鳥海連志

男子車いすバスケットボール日本代表は、東京パラリンピックで銀メダル獲得という快挙を成し遂げた。その中心にいたのは、予選リーグの初戦でトリプル・ダブルを達成した鳥海連志(所属:WOWOW)だ。東京大会で最高と言える結果を残した鳥海だが、高校生で出場したリオパラリンピックを終えた際には、努力がダイレクトに結果につながらないもどかしさを感じ、競技を辞めようとした時期もあった。それでも一念発起し、たゆまぬ努力を重ねたことで素晴らしい結果を出した鳥海は、迷わずに次の目標へと突き進んでいく。

「挫折ではないですけど、熱が冷めた時期がありました」

──リオパラリンピックが終わって、一度競技を辞めようと思った時期があったとのことですが、当時の心境を教えてください。

当時、日本代表はリオで6位以上を目標にしていました。そこに向けて、高校生なりに学校の時間を削ったし、休日や夏休みも先輩の家に泊まり込んで毎日練習ができる環境を作りました。でも結果は9位でした。その大会にかけてきた時間や思いを考えた時に「もどかしいな」って。これだけやってきたのにこれぐらいの結果かという、挫折ではないですけど、熱が冷めた時期がありました。当時は高校3年生だったので進路を決める時期でもあったし、車いすバスケとは違う人生を歩めるタイミングというのもあって、一時期バスケから離れようと思いました。
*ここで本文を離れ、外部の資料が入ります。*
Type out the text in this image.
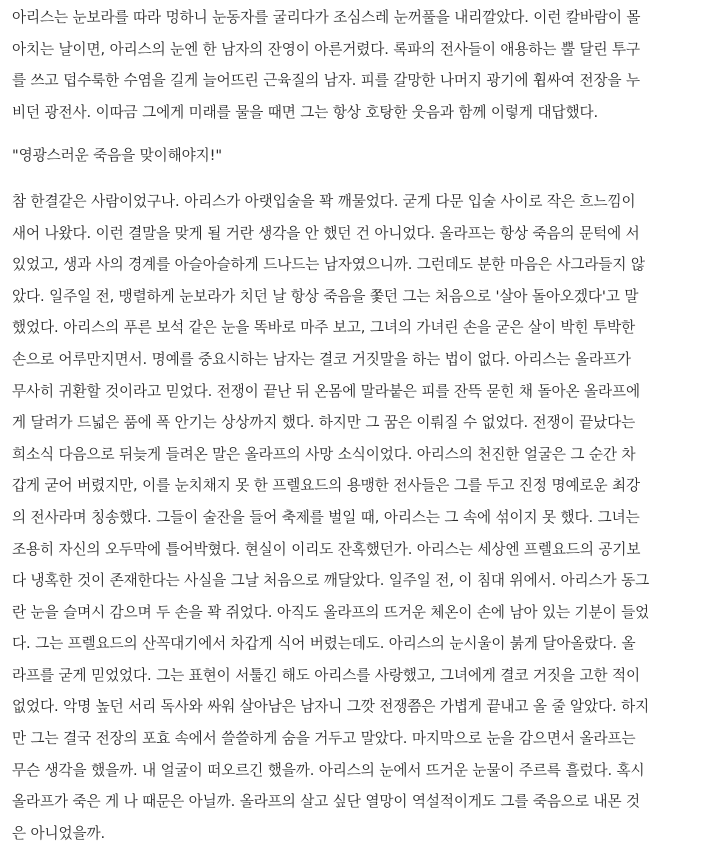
아리스는 눈보라를 따라 멍하니 눈동자를 굴리다가 조심스레 눈꺼풀을 내리깔았다. 이런 칼바람이 몰
아치는 날이면, 아리스의 눈엔 한 남자의 잔영이 아른거렸다. 록파의 전사들이 애용하는 뿔 달린 투구
를 쓰고 덥수룩한 수염을 길게 늘어뜨린 근육질의 남자. 피를 갈망한 나머지 광기에 휩싸여 전장을 누
비던 광전사. 이따금 그에게 미래를 물을 때면 그는 항상 호탕한 웃음과 함께 이렇게 대답했다.
"영광스러운 죽음을 맞이해야지!"
참 한결같은 사람이었구나. 아리스가 아랫입술을 꽉 깨물었다. 굳게 다문 입술 사이로 작은 흐느낌이
새어 나왔다. 이런 결말을 맞게 될 거란 생각을 안 했던 건 아니었다. 올라프는 항상 죽음의 문턱에 서
있었고, 생과 사의 경계를 아슬아슬하게 드나드는 남자였으니까. 그런데도 분한 마음은 사그라들지 않
았다. 일주일 전, 맹렬하게 눈보라가 치던 날 항상 죽음을 쫓던 그는 처음으로 '살아 돌아오겠다'고 말
했었다. 아리스의 푸른 보석 같은 눈을 똑바로 마주 보고, 그녀의 가녀린 손을 굳은 살이 박힌 투박한
손으로 어루만지면서. 명예를 중요시하는 남자는 결코 거짓말을 하는 법이 없다. 아리스는 올라프가
무사히 귀환할 것이라고 믿었다. 전쟁이 끝난 뒤 온몸에 말라붙은 피를 잔뜩 묻힌 채 돌아온 올라프에
게 달려가 드넓은 품에 폭 안기는 상상까지 했다. 하지만 그 꿈은 이뤄질 수 없었다. 전쟁이 끝났다는
희소식 다음으로 뒤늦게 들려온 말은 올라프의 사망 소식이었다. 아리스의 천진한 얼굴은 그 순간 차
갑게 굳어 버렸지만, 이를 눈치채지 못 한 프렐요드의 용맹한 전사들은 그를 두고 진정 명예로운 최강
의 전사라며 칭송했다. 그들이 술잔을 들어 축제를 벌일 때, 아리스는 그 속에 섞이지 못 했다. 그녀는
조용히 자신의 오두막에 틀어박혔다. 현실이 이리도 잔혹했던가. 아리스는 세상엔 프렐요드의 공기보
다 냉혹한 것이 존재한다는 사실을 그날 처음으로 깨달았다. 일주일 전, 이 침대 위에서. 아리스가 동그
란 눈을 슬며시 감으며 두 손을 꽉 쥐었다. 아직도 올라프의 뜨거운 체온이 손에 남아 있는 기분이 들었
다. 그는 프렐요드의 산꼭대기에서 차갑게 식어 버렸는데도. 아리스의 눈시울이 붉게 달아올랐다. 올
라프를 굳게 믿었었다. 그는 표현이 서툴긴 해도 아리스를 사랑했고, 그녀에게 결코 거짓을 고한 적이
없었다. 악명 높던 서리 독사와 싸워 살아남은 남자니 그깟 전쟁쯤은 가볍게 끝내고 올 줄 알았다. 하지
만 그는 결국 전장의 포효 속에서 쓸쓸하게 숨을 거두고 말았다. 마지막으로 눈을 감으면서 올라프는
무슨 생각을 했을까. 내 얼굴이 떠오르긴 했을까. 아리스의 눈에서 뜨거운 눈물이 주르륵 흘렀다. 혹시
올라프가 죽은 게 나 때문은 아닐까. 올라프의 살고 싶단 열망이 역설적이게도 그를 죽음으로 내몬 것
은 아니었을까.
──そこから、再び車いすバスケを続けようと思えたのは何故ですか?

両親にはバスケから離れることを伝えていたんですけど、東京パラが決まっていたし続けた方がいいとずっと言われていました。リオの翌年にアンダーの世界選手権がカナダで予定されていて、分かりやすい目標がそこにあったのは大きかったです。東京パラに出れるという自分なりの確信もあったので、続けたほうが良いと自分でも思うところはありました。車いすバスケを続けるなら関東の大学に進学すると決めていたので日体大に進み、そこでしっかりとバスケに向き合う日々を送れました。
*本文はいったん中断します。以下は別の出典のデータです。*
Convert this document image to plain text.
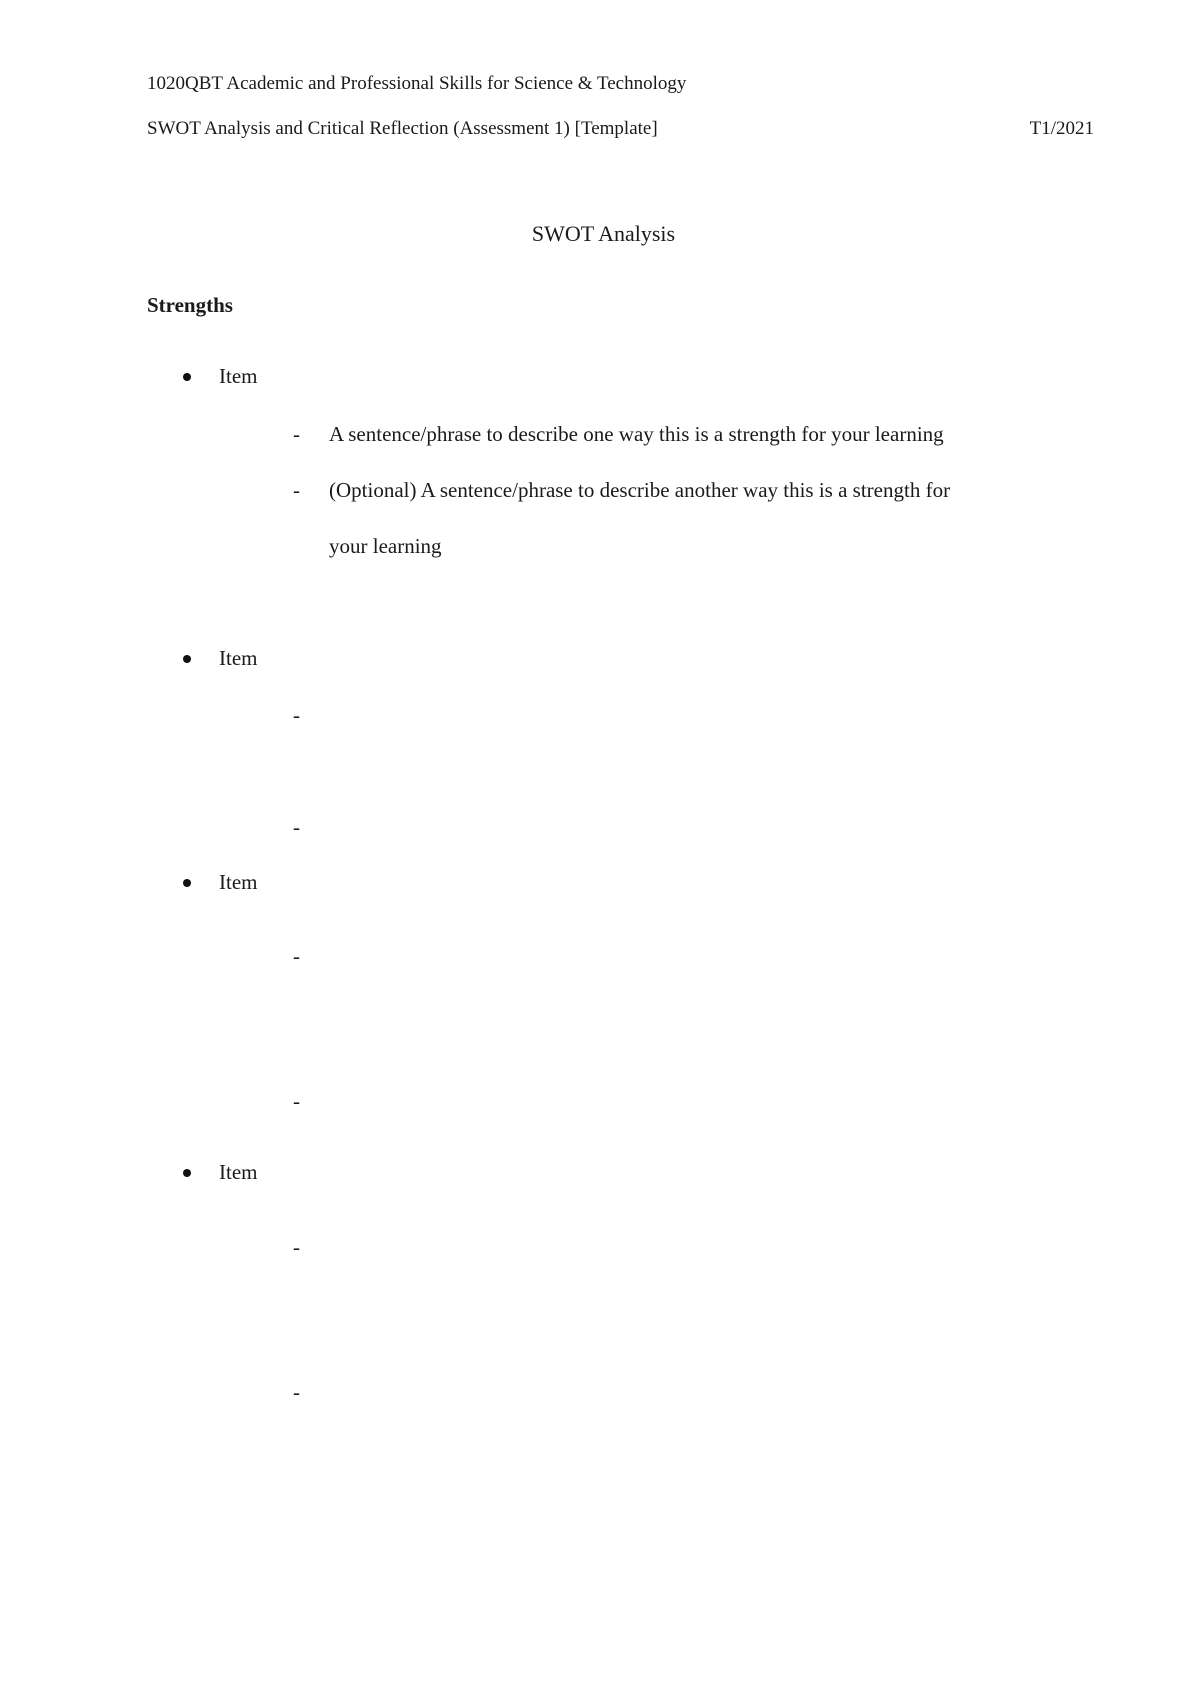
1020QBT Academic and Professional Skills for Science & Technology
SWOT Analysis and Critical Reflection (Assessment 1) [Template]	T1/2021
SWOT Analysis
Strengths
Item
- A sentence/phrase to describe one way this is a strength for your learning
- (Optional) A sentence/phrase to describe another way this is a strength for
your learning
Item
-
-
Item
-
-
Item
-
-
──一大決心をしてバスケを続けることにしましたが、大学生から一人暮らしをされているということで大変ではなかったですか?

大変でした(笑)。家事、掃除、洗濯、ご飯作りをやらないといけないのでかなり忙しかったですね。チームには社会人の選手が多く、練習が基本夜になるので、学校が終わってそのまま向かい、帰ってきてからだと単純に家事が回らないなって。学校が早く終われば食事を作っていけるけど、やることが多すぎて当時は親のありがたみをすごく感じた時期でした。

──タスクをこなすことに追われる中で一番の楽しみは何でしたか?

長崎のクラブチームから神奈川に移籍したので、当時の楽しみは神奈川でどれだけ自分の力が通用するのかに挑戦してる時ですね。自分がそのチームでのし上がっていけるかが分かった時期だったので、それが一番だったと思います。

──ゲームやマンガだったり、一般的な学生が好むようなものではないのですね。

基本的にバスケは楽しくて好きでやっていたことなので。それこそ、勝ちにはこだわるんですけど、クラブチームで僕が一番大事にしていたのは全員が楽しいかどうかだったので、楽しみに行っていたところはありますね。

ただ、車いすバスケに出会っていなければ、選手としてかマネージャーとしてかは分からないですが、普通の部活動に入っていたと思うし、そうなったら仲の良い友達と放課後に遊んだりしたんだろうなって思いますね。部活動として車いすバスケはなかったので、所属しているクラブチームの練習と個人で体育館を借りて練習する日々だったので、1人でやる寂しさとかもなかっただろうなとは思います。

鳥海連志

「世界トップ5のレベルに入る自信はあります」

──リオ後は結果が出ないことで競技から離れかけました。今回の東京で素晴らしい結果が出たことで熱が冷めたりはしていないですよね?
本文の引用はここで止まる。